I’d argue that Twitter hasn’t really added anything fundamentally new to the platform – perhaps removing the 140 character limit on direct messages is a sign that it is ready to start now?
Instead, it has focused on pleasing advertisers with lots of different ad formats and targeting features – here’s one launched just this week: it allows advertisers to target you on Twitter depending what apps you have on your phone – but in order to be interesting to advertisers and investors, Twitter needs to be able to show that they are gaining new users.
It’ll be interesting to see if it remains the niche playground of übergeeks, journalists, marketing & PR bods as well as celebs, sportspeople and brands – or if the new CEO comes in and decides to focus on the user and give give everyone the power to create and share ideas and information instantly, without barriers.
Wall Street sees going with a new CEO as a good thing: Twitter shares rose 3.6 percent to $37.17, suggesting investors thought Twitter to be worth more without Costolo, to the tune of $900 million.
Talking with pictures
Snapchat CEO Evan Spiegel posted a film to YouTube this week titled ‘What is Snapchat?’
It looks like it was filmed on an actual potato – but in under four minutes, Spiegel explains how social media is evolving and how the way we use photography is changing.
The film provides a succinct snapshot of how Snapchat ‘gets’ today’s younger audiences and provides them the tool they need, while Twitter doesn’t.
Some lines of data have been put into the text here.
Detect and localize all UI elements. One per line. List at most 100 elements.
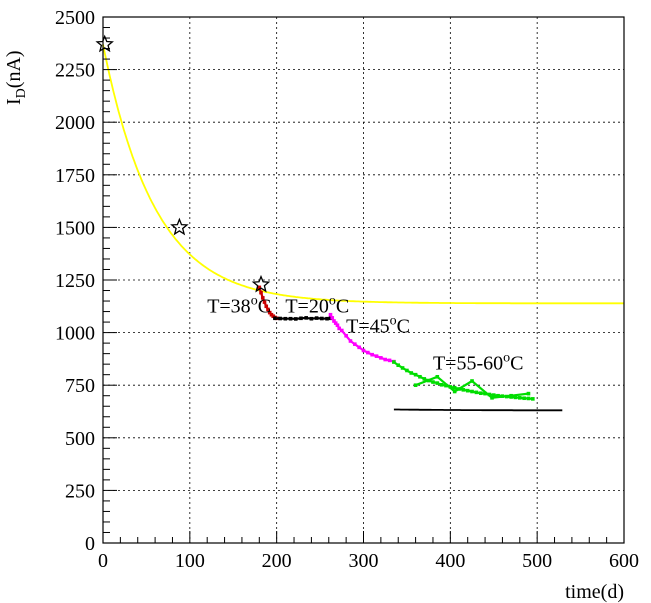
data-point (387, 358, 392, 363)
data-point (335, 323, 340, 328)
data-points (257, 285, 535, 401)
axis-ticks (102, 16, 625, 544)
x-tick-label: 0 (98, 550, 108, 572)
fit-curve (393, 408, 563, 412)
data-point (392, 360, 396, 364)
data-point (409, 371, 414, 375)
data-point (299, 316, 303, 321)
data-point (470, 389, 474, 394)
data-point (413, 372, 418, 377)
data-point (267, 310, 272, 315)
data-point (328, 312, 333, 317)
annotation-t20: T=20oC (285, 294, 349, 318)
data-point (370, 352, 374, 357)
y-tick-label: 0 (85, 533, 95, 555)
data-point (361, 348, 366, 353)
y-tick-label: 500 (65, 428, 95, 450)
data-point (518, 396, 522, 400)
data-point (314, 316, 319, 320)
data-point (262, 300, 267, 304)
data-point (374, 354, 379, 358)
data-point (264, 304, 269, 309)
data-point (513, 395, 518, 400)
y-tick-label: 2250 (55, 60, 95, 82)
star-markers (95, 34, 271, 293)
grid (103, 17, 624, 543)
data-point (366, 350, 370, 355)
fit-curve (102, 44, 624, 305)
data-point (522, 396, 526, 401)
x-tick-label: 300 (349, 550, 379, 572)
data-point (474, 390, 479, 395)
data-point (353, 342, 357, 346)
y-axis-title-unit: (nA) (3, 50, 25, 88)
tick-labels: 0 100 200 300 400 500 600 0 250 500 750 1000 1250 150… (55, 7, 639, 572)
data-point (478, 391, 483, 395)
data-point (344, 333, 348, 338)
data-point (309, 316, 314, 321)
x-tick-label: 100 (175, 550, 205, 572)
data-point (435, 381, 440, 385)
data-point (278, 316, 282, 321)
x-tick-label: 600 (609, 550, 639, 572)
star-marker (251, 274, 271, 293)
data-point (283, 316, 288, 321)
y-tick-label: 2500 (55, 7, 95, 29)
data-point (257, 285, 262, 290)
data-point (509, 393, 513, 398)
y-tick-label: 2000 (55, 112, 95, 134)
annotation-t38: T=38oC (207, 294, 271, 318)
star-marker (95, 34, 114, 53)
y-tick-label: 750 (65, 375, 95, 397)
data-point (431, 380, 435, 384)
annotation-t45: T=45oC (346, 314, 410, 338)
data-point (461, 388, 466, 392)
data-point (348, 339, 353, 343)
y-axis-title-subscript: D (14, 88, 29, 98)
data-point (259, 290, 263, 295)
data-point (531, 397, 535, 401)
data-point (357, 345, 361, 350)
data-point (452, 389, 457, 394)
y-tick-label: 250 (65, 480, 95, 502)
data-point (325, 316, 329, 321)
data-point (526, 391, 531, 396)
data-point (400, 366, 405, 370)
fit-curves (102, 44, 624, 412)
data-point (304, 316, 308, 320)
data-point (418, 374, 422, 379)
data-point (333, 321, 338, 325)
data-point (435, 374, 440, 379)
data-point (439, 382, 444, 387)
x-tick-label: 200 (262, 550, 292, 572)
data-point (293, 317, 298, 321)
star-marker (170, 217, 189, 236)
data-point (330, 316, 335, 320)
y-tick-label: 1000 (55, 323, 95, 345)
data-point (413, 383, 418, 387)
y-axis-title-main: I (3, 98, 25, 105)
x-tick-label: 400 (435, 550, 465, 572)
data-point (332, 319, 336, 323)
data-point (337, 326, 341, 331)
data-point (483, 391, 487, 396)
data-point (526, 396, 531, 401)
data-point (379, 356, 383, 360)
x-axis-title: time(d) (565, 581, 624, 603)
data-point (444, 383, 448, 388)
data-point (422, 377, 427, 381)
data-point (396, 363, 401, 368)
data-point (320, 316, 324, 321)
data-point (339, 328, 344, 333)
data-point (288, 316, 293, 321)
data-point (496, 393, 500, 398)
data-point (383, 357, 388, 362)
data-point (273, 316, 277, 321)
data-point (465, 388, 470, 393)
y-tick-label: 1500 (55, 217, 95, 239)
y-tick-label: 1750 (55, 165, 95, 187)
x-tick-label: 500 (522, 550, 552, 572)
The reason why Snapchat user numbers are growing is that it echoes the evolution of social media and that it is in step with how teens communicate: they talk in pictures and short video bursts.
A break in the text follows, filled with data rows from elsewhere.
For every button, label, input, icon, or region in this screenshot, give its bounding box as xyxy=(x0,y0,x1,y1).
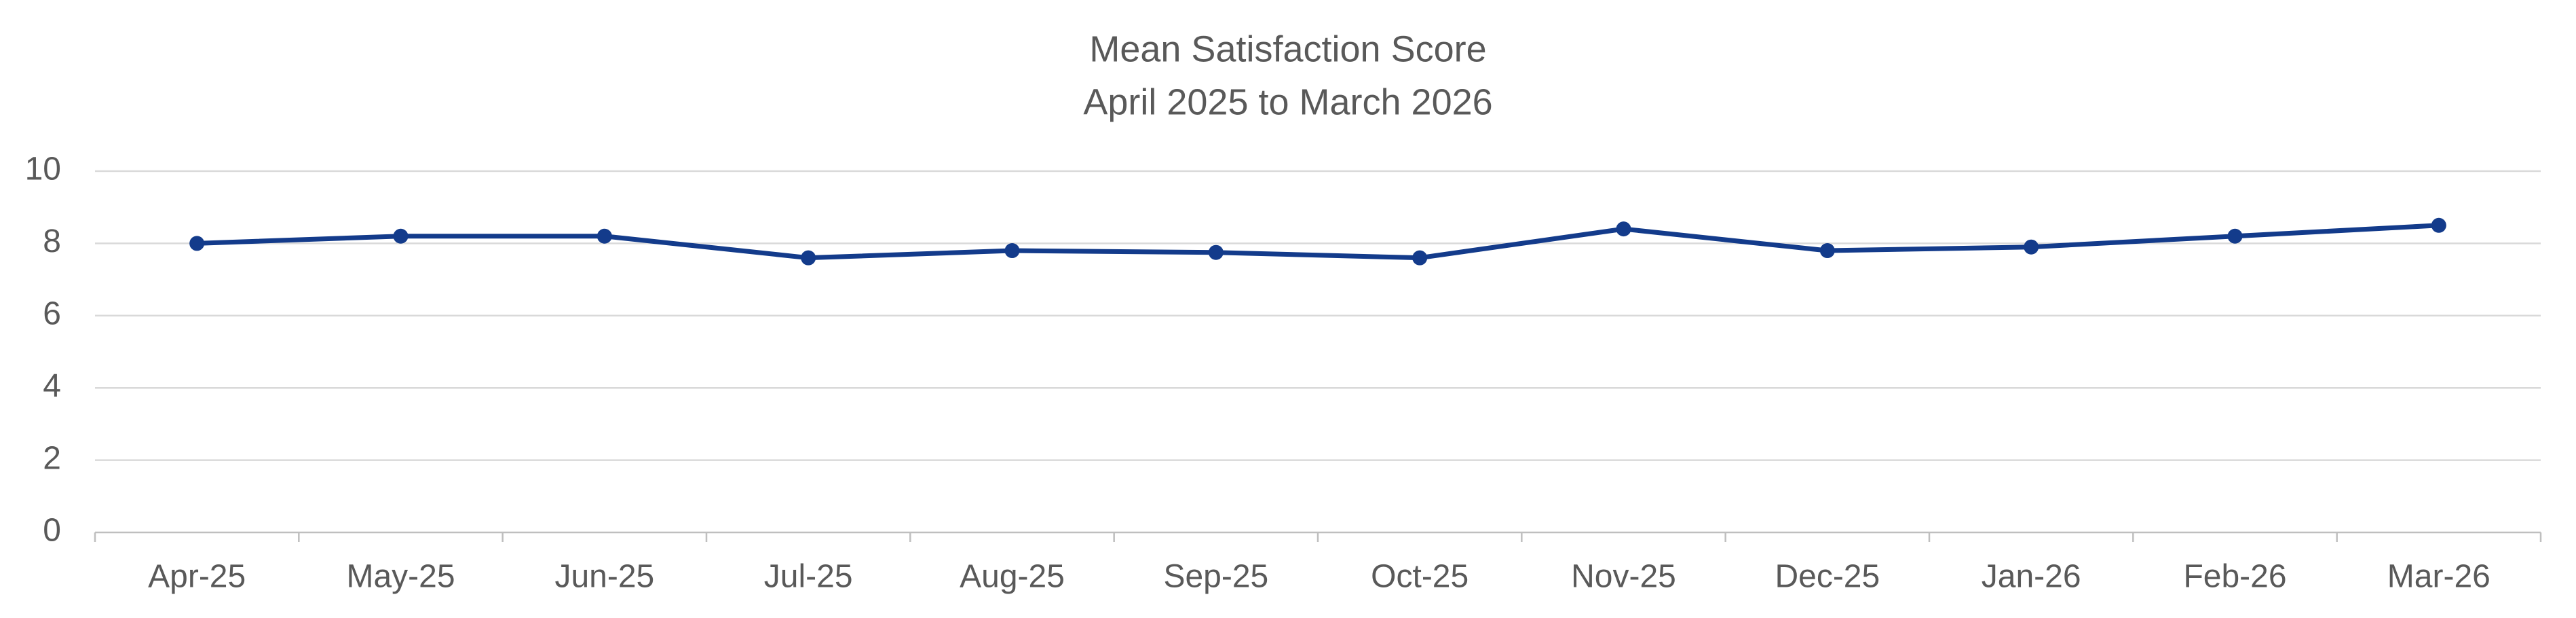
chart-title: Mean Satisfaction Score xyxy=(1089,29,1486,69)
x-tick-label: Apr-25 xyxy=(148,559,246,595)
y-tick-label: 4 xyxy=(43,368,61,404)
x-tick-label: Aug-25 xyxy=(960,559,1065,595)
series-line xyxy=(197,223,2440,261)
data-point xyxy=(1412,250,1428,266)
x-tick-label: Mar-26 xyxy=(2387,559,2490,595)
data-point xyxy=(596,228,612,244)
x-tick-label: Feb-26 xyxy=(2183,559,2286,595)
x-tick-label: Sep-25 xyxy=(1163,559,1268,595)
y-tick-label: 0 xyxy=(43,513,61,549)
data-point xyxy=(393,228,409,244)
data-point xyxy=(2227,228,2243,244)
data-point xyxy=(801,250,816,266)
y-tick-label: 8 xyxy=(43,223,61,259)
y-tick-label: 2 xyxy=(43,440,61,476)
data-point xyxy=(2024,239,2039,255)
data-point xyxy=(1004,243,1020,259)
x-tick-label: Nov-25 xyxy=(1571,559,1676,595)
data-point xyxy=(1819,243,1835,259)
x-tick-label: Jan-26 xyxy=(1982,559,2081,595)
x-tick-label: Jun-25 xyxy=(554,559,654,595)
y-tick-label: 6 xyxy=(43,295,61,331)
x-tick-label: Jul-25 xyxy=(764,559,853,595)
data-point xyxy=(1208,244,1224,260)
x-tick-label: May-25 xyxy=(346,559,455,595)
x-tick-label: Oct-25 xyxy=(1371,559,1469,595)
y-tick-label: 10 xyxy=(25,151,61,187)
x-tick-label: Dec-25 xyxy=(1775,559,1880,595)
data-point xyxy=(1616,221,1631,237)
chart-subtitle: April 2025 to March 2026 xyxy=(1083,81,1492,122)
data-point xyxy=(2431,217,2446,233)
data-point xyxy=(189,236,205,251)
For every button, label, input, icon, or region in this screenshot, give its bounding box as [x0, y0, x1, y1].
- Photography used to be about saving memories –> Snapchatters use images to convey a message, an emotion. Emoji anyone?
- We used to sift through all of our favourite photos from our holiday and then share our favourites –> Snapchatters take photos continuously, sharing them with friends in real-time or building a story of their day
- Our digital identity used to be carefully constructed from all the carefully curated photo albums of our life –> Snapchatters make up their identity as they go along, constantly changing, not as a result of their past. It’s about who they are and what they’re doing right now
Bits and bytes
- Interesting to see two great articles about code this week. The first, from BBC iWonder, is a piece on the history of code and the key individuals involved and the second, this epic piece by Bloomberg from the perspective of today’s C-suite exec who are confronted with code and the people that write it
- Another must read this week is a marvellous piece by Backchannel comparing how the automated home plays out for Baby boomers, Gen X and Gen Y with a focus on security, environment, personal health, fitness and hobbies
- Rolling Stone has compiled a list of the top 100 Instagram accounts – and because Kim Kardashian is at number one, I nearly didn’t include it i this post. But there is so much other goodness in there, you can just stop at number two
- Could emoji replace the PIN number as a security code?
Videos of the week
An older film, posted three months ago but I hadn’t seen it until @kahui sent it to me.
It punched me right in the feels.
In a beautiful way.
Parallel parking? No problem with Fiat’s parking billboard assistant.
Air on the side of humanity – nifty brand campaign from Jet Blue.
There’s one person who shouldn’t have told this joke.
“FIFA president Sepp Blatter, the director of communications, and the secretary general are all sitting in a car — who is driving?”
That person is FIFA’s former director of communication, Walter De Gregorio, who told the joke on Swiss television this week.